O depoimento de Rogério Araujo, ex-executivo da Odebrecht que acabou de
celebrar um acordo com a Procuradoria-Geral da República, fornece o caminho das
pedras sobre a tentativa do PT de embolsar ilegalmente R$ 153 milhões desviados
da Sete Brasil. Araujo disse que o PT exigiu que 1% do contrato das sondas da
Sete Brasil, assinado em 2012, fosse fixado como propina. O valor havia sido
pedido pelo “sapo barbudo”, numa referência a Lula. “O Pedro Barusco
(ex-gerente da Petrobras e dirigente da Sete Brasil), voltou para mim e falou:
‘Olha, esse 1%… vocês vão ser procurados por um interlocutor do PT, o sapo
barbudo deu instrução. Ele me disse que 1% vai ser todo pago para o PT, porque
não querem empresas estrangeiras pagando esses dois terços para o PT. Eles têm
confiança na Odebrecht”, relatou Araújo na sua delação. A conversa de Araújo
com Barusco aconteceu em 2012, depois da assinatura do contrato com o consórcio
formado pela Odebrecht, OAS e UTC, além da japonesa Kawasaki. “A conversa foi
no Rio. Normalmente eu almoçava com o Pedro Barusco. Só eu e ele”, asseverou
Araújo, explicando que as seis sondas da Sete Brasil para a Petrobras custariam
US$ 4,8 bilhões. Barusco disse, então, a Araújo que estava acertado que 1% das
seis sondas era na proporção de um terço para a “casa” (dirigentes da
Petrobras) e dois terços para o PT (R$ 102 milhões). Quem receberia essa
propina seria o então tesoureiro João Vaccari, preso em Curitiba. É aí que
Palocci entra em cena. O superior de Rogério Araújo, o executivo Marcio Farias
disse que o ex-ministro Palocci havia lhe pedido uma reconsideração na propina
da Sete Brasil. Ou seja, que os 100% de 1% fossem destinados para o PT, pois
Lula entrou no negócio e estava pleiteando a metade do valor.
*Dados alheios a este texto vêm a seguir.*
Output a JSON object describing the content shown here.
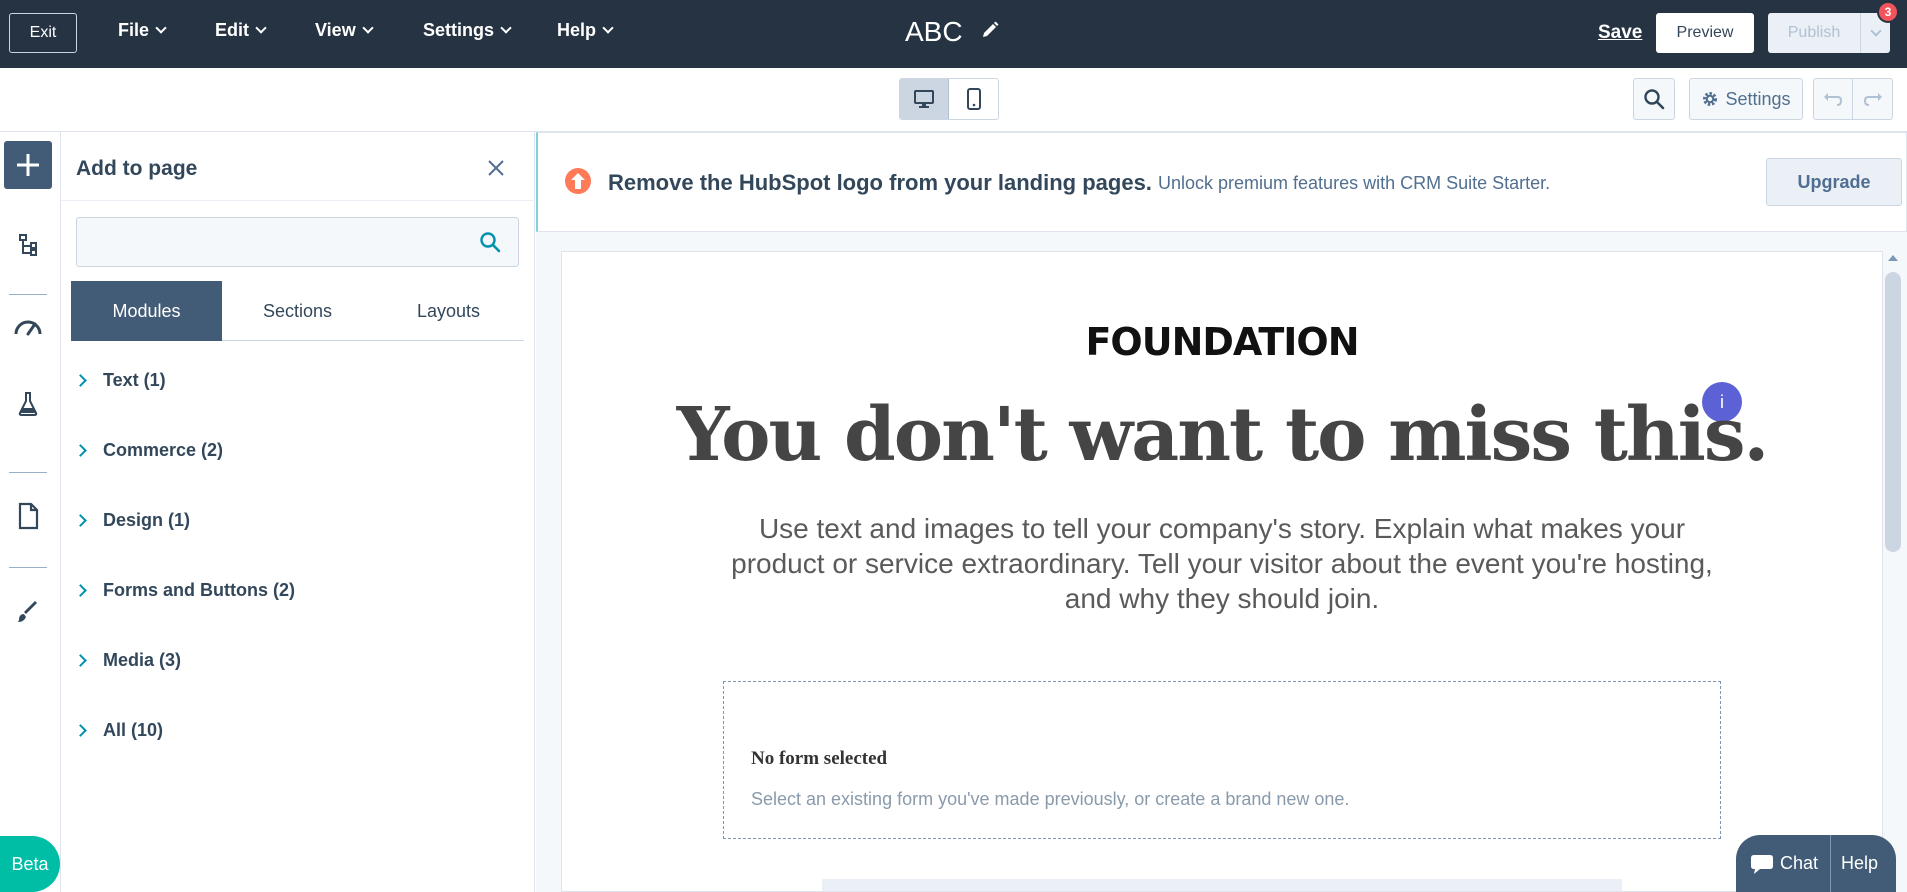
{
  "topbar": {
    "exit_label": "Exit",
    "menus": [
      "File",
      "Edit",
      "View",
      "Settings",
      "Help"
    ],
    "document_title": "ABC",
    "save_label": "Save",
    "preview_label": "Preview",
    "publish_label": "Publish",
    "notification_count": "3"
  },
  "toolbar": {
    "settings_label": "Settings"
  },
  "rail": {
    "beta_label": "Beta"
  },
  "panel": {
    "title": "Add to page",
    "search_placeholder": "",
    "tabs": [
      "Modules",
      "Sections",
      "Layouts"
    ],
    "active_tab": "Modules",
    "categories": [
      "Text (1)",
      "Commerce (2)",
      "Design (1)",
      "Forms and Buttons (2)",
      "Media (3)",
      "All (10)"
    ]
  },
  "banner": {
    "strong": "Remove the HubSpot logo from your landing pages.",
    "text": "Unlock premium features with CRM Suite Starter.",
    "upgrade_label": "Upgrade"
  },
  "page": {
    "brand": "FOUNDATION",
    "info_label": "i",
    "headline": "You don't want to miss this.",
    "subtext": "Use text and images to tell your company's story. Explain what makes your product or service extraordinary. Tell your visitor about the event you're hosting, and why they should join.",
    "form_title": "No form selected",
    "form_text": "Select an existing form you've made previously, or create a brand new one."
  },
  "chat": {
    "chat_label": "Chat",
    "help_label": "Help"
  },
  "colors": {
    "topbar": "#253342",
    "accent_teal": "#00bda5",
    "panel_active_tab": "#425b76",
    "alert_orange": "#ff7a59"
  }
}
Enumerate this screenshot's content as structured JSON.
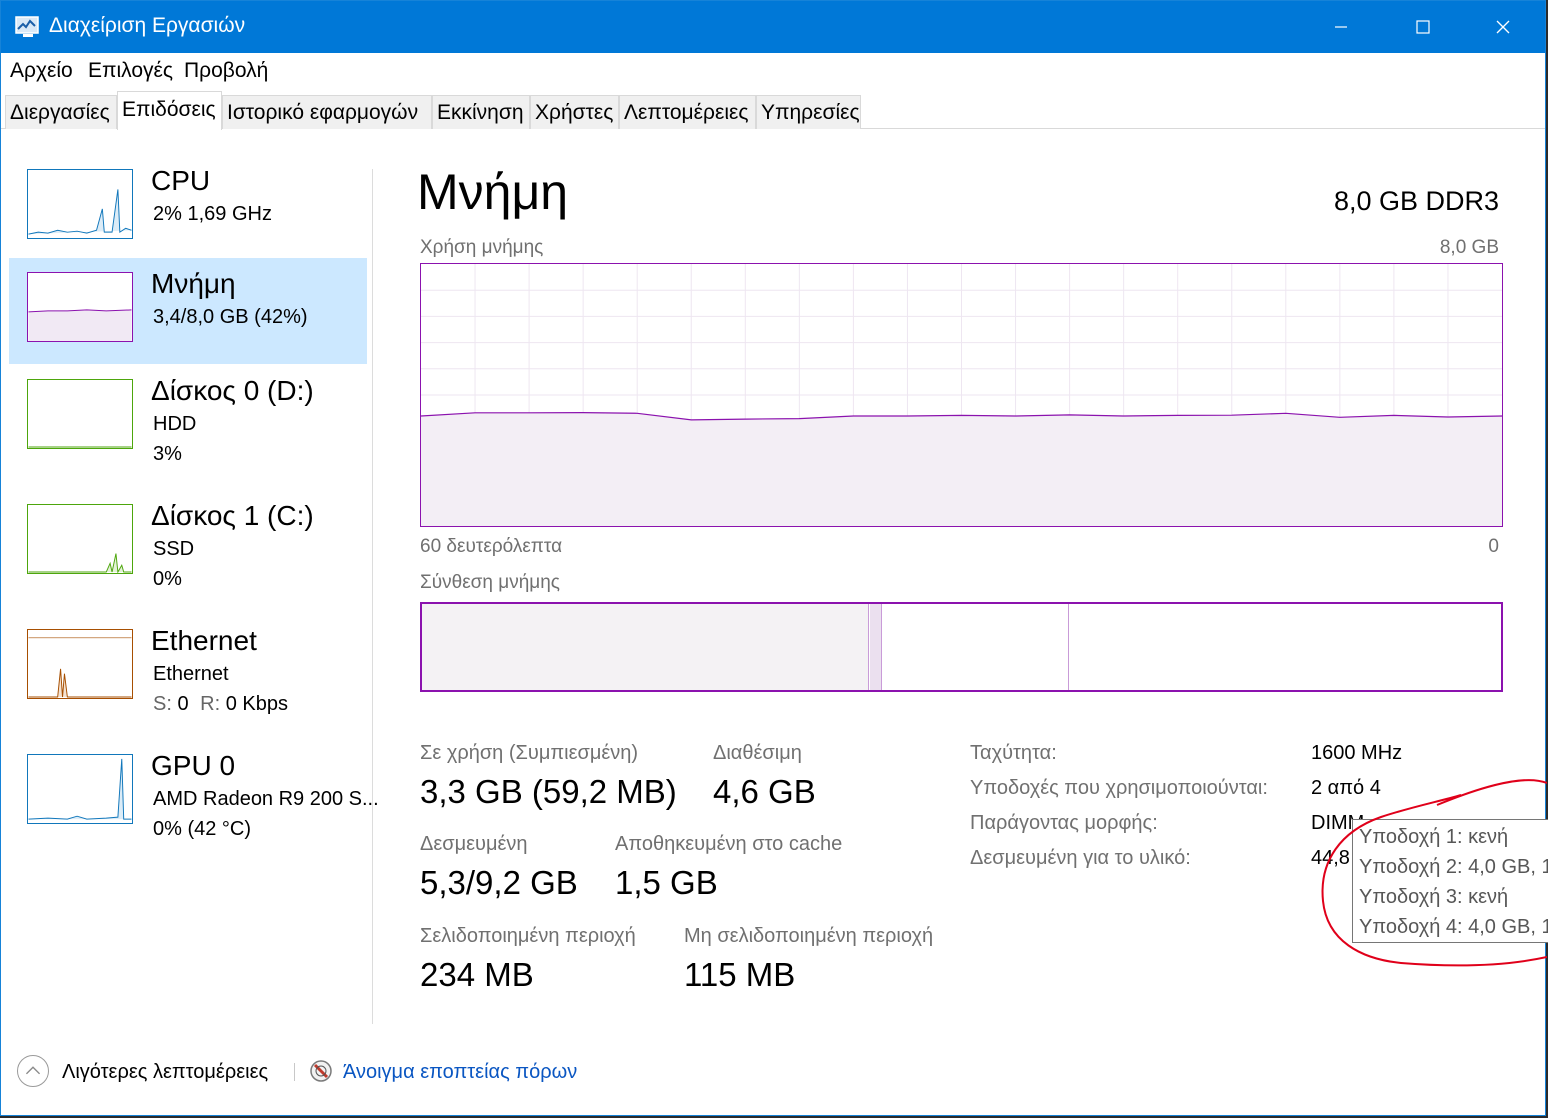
{
  "window": {
    "title": "Διαχείριση Εργασιών"
  },
  "menu": [
    "Αρχείο",
    "Επιλογές",
    "Προβολή"
  ],
  "tabs": [
    "Διεργασίες",
    "Επιδόσεις",
    "Ιστορικό εφαρμογών",
    "Εκκίνηση",
    "Χρήστες",
    "Λεπτομέρειες",
    "Υπηρεσίες"
  ],
  "active_tab": "Επιδόσεις",
  "sidebar": [
    {
      "title": "CPU",
      "line1": "2%  1,69 GHz",
      "line2": "",
      "color": "#1177bb"
    },
    {
      "title": "Μνήμη",
      "line1": "3,4/8,0 GB (42%)",
      "line2": "",
      "color": "#8b12ae"
    },
    {
      "title": "Δίσκος 0 (D:)",
      "line1": "HDD",
      "line2": "3%",
      "color": "#4da60c"
    },
    {
      "title": "Δίσκος 1 (C:)",
      "line1": "SSD",
      "line2": "0%",
      "color": "#4da60c"
    },
    {
      "title": "Ethernet",
      "line1": "Ethernet",
      "line2_label_s": "S:",
      "line2_s": "0",
      "line2_label_r": "R:",
      "line2_r": "0 Kbps",
      "color": "#a74f01"
    },
    {
      "title": "GPU 0",
      "line1": "AMD Radeon R9 200 S...",
      "line2": "0%  (42 °C)",
      "color": "#1177bb"
    }
  ],
  "main": {
    "title": "Μνήμη",
    "spec": "8,0 GB DDR3",
    "usage_label": "Χρήση μνήμης",
    "usage_max": "8,0 GB",
    "time_left": "60 δευτερόλεπτα",
    "time_right": "0",
    "composition_label": "Σύνθεση μνήμης",
    "usage_fraction": 0.42,
    "stats": {
      "in_use_label": "Σε χρήση (Συμπιεσμένη)",
      "in_use_value": "3,3 GB (59,2 MB)",
      "available_label": "Διαθέσιμη",
      "available_value": "4,6 GB",
      "committed_label": "Δεσμευμένη",
      "committed_value": "5,3/9,2 GB",
      "cached_label": "Αποθηκευμένη στο cache",
      "cached_value": "1,5 GB",
      "paged_label": "Σελιδοποιημένη περιοχή",
      "paged_value": "234 MB",
      "nonpaged_label": "Μη σελιδοποιημένη περιοχή",
      "nonpaged_value": "115 MB"
    },
    "info": [
      {
        "label": "Ταχύτητα:",
        "value": "1600 MHz"
      },
      {
        "label": "Υποδοχές που χρησιμοποιούνται:",
        "value": "2 από 4"
      },
      {
        "label": "Παράγοντας μορφής:",
        "value": "DIMM"
      },
      {
        "label": "Δεσμευμένη για το υλικό:",
        "value": "44,8"
      }
    ],
    "tooltip": [
      "Υποδοχή 1: κενή",
      "Υποδοχή 2: 4,0 GB, 1",
      "Υποδοχή 3: κενή",
      "Υποδοχή 4: 4,0 GB, 1"
    ]
  },
  "footer": {
    "fewer_details": "Λιγότερες λεπτομέρειες",
    "resource_monitor": "Άνοιγμα εποπτείας πόρων"
  },
  "colors": {
    "accent": "#0078d7",
    "memory": "#8b12ae",
    "selected": "#cce8ff",
    "annotation": "#e0001a"
  },
  "icons": [
    "task-manager-icon",
    "minimize-icon",
    "maximize-icon",
    "close-icon",
    "collapse-chevron-icon",
    "resource-monitor-icon"
  ]
}
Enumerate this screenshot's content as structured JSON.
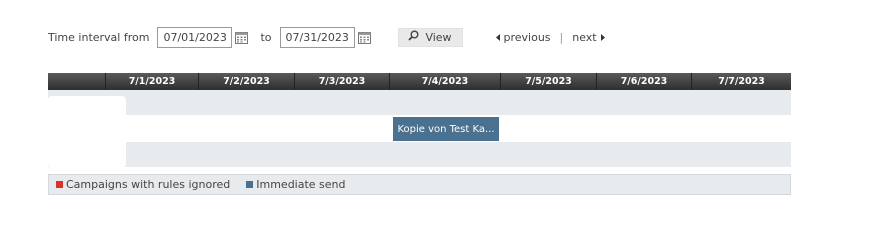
{
  "toolbar": {
    "from_label": "Time interval from",
    "from_value": "07/01/2023",
    "to_label": "to",
    "to_value": "07/31/2023",
    "view_label": "View",
    "previous_label": "previous",
    "separator": "|",
    "next_label": "next"
  },
  "timeline": {
    "days": [
      "7/1/2023",
      "7/2/2023",
      "7/3/2023",
      "7/4/2023",
      "7/5/2023",
      "7/6/2023",
      "7/7/2023"
    ],
    "event": {
      "label": "Kopie von Test Ka...",
      "color": "#4a718f"
    }
  },
  "legend": {
    "items": [
      {
        "label": "Campaigns with rules ignored",
        "color": "#d9342b"
      },
      {
        "label": "Immediate send",
        "color": "#4a718f"
      }
    ]
  },
  "icons": {
    "calendar": "calendar-icon",
    "search": "search-icon",
    "prev": "caret-left-icon",
    "next": "caret-right-icon"
  }
}
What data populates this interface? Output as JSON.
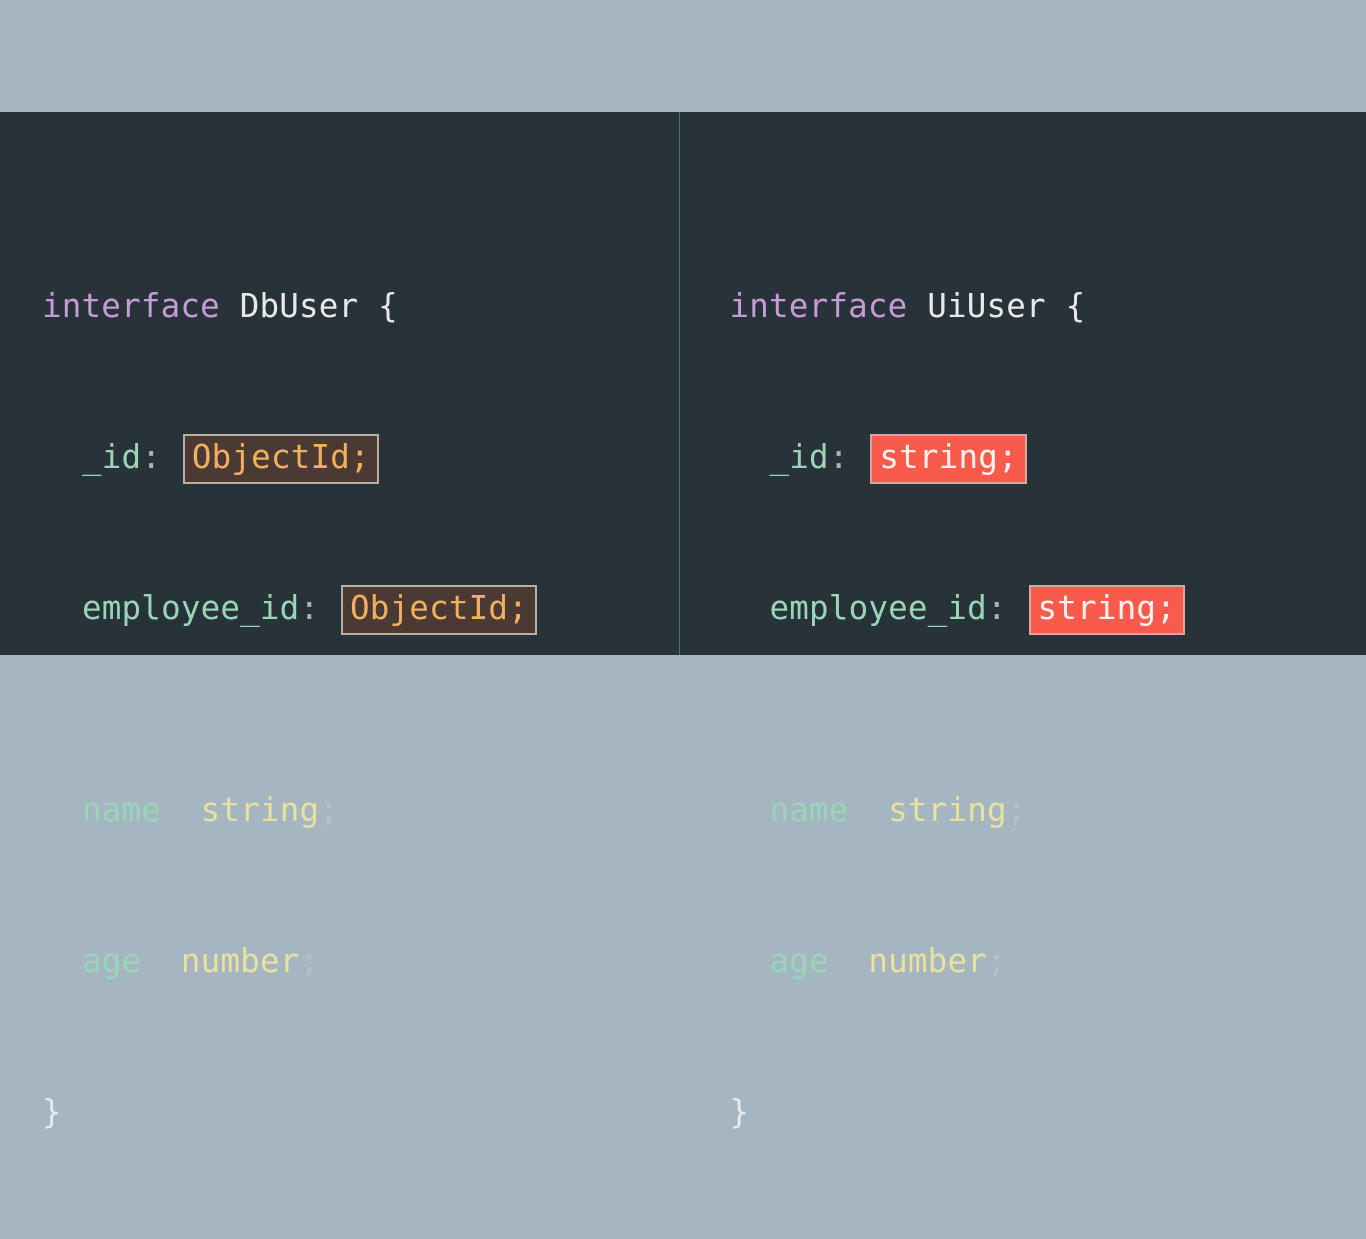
{
  "keyword": "interface",
  "openBrace": "{",
  "closeBrace": "}",
  "left": {
    "interfaceName": "DbUser",
    "props": {
      "p0": {
        "name": "_id",
        "type": "ObjectId;",
        "highlight": "brown"
      },
      "p1": {
        "name": "employee_id",
        "type": "ObjectId;",
        "highlight": "brown"
      },
      "p2": {
        "name": "name",
        "type": "string"
      },
      "p3": {
        "name": "age",
        "type": "number"
      }
    }
  },
  "right": {
    "interfaceName": "UiUser",
    "props": {
      "p0": {
        "name": "_id",
        "type": "string;",
        "highlight": "red"
      },
      "p1": {
        "name": "employee_id",
        "type": "string;",
        "highlight": "red"
      },
      "p2": {
        "name": "name",
        "type": "string"
      },
      "p3": {
        "name": "age",
        "type": "number"
      }
    }
  },
  "semicolon": ";",
  "colon": ":"
}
Como a operação precisava do aval do topo da hierarquia do
esquema, Marcelo Odebrecht foi acionado. Ele, então, mandou chamar Palocci e
disse que as comissões da Sete Brasil destinadas ao PT já estavam incluídas na
conta corrente do partido no Setor de Operações Estruturadas, o “departamento
de propina” da empresa, entre as quais a “Italiano” (Palocci), o “Pós-Itália”
(Mantega) e o “Amigo” (Lula). Essa conta, que Palocci atestará que é mesmo
dele, chegou a somar R$ 200 milhões em 2012. Se sua delação for aceita pelos
procuradores, Palocci irá confirmar não só o encontro com Marcelo como os
valores da propina repassada para Lula, dinheiro este derivado da Sete Brasil e
que já estava contemplado na planilha da empreiteira – perfazendo um total de
R$ 51 milhões.
Como na exuberante movimentação bancária do ex-ministro
entre 2010 e 2015, boa parte dos recursos depositados era oriunda de sua
empresa, a Projeto, as consultorias de Palocci merecerão um capítulo à parte em
sua delação. Os serviços contratados iam além dos conselhos. Muitas vezes, os
serviços de consultoria nem eram prestados. Traduziam-se em lobby. Em português
claro: tráfico de influência em favor de grandes empresas junto aos governos
petistas. Na condição de interlocutor preferencial da banca e da meca do PIB
nacional, Palocci teria negociado ajuda a várias empresas e bancos. Por isso,
segundo seus interlocutores, ele promete contar os bastidores das concessões de
benesses a grupos econômicos.
Quem tem mais a perder, no entanto, é PT. E o próprio Lula.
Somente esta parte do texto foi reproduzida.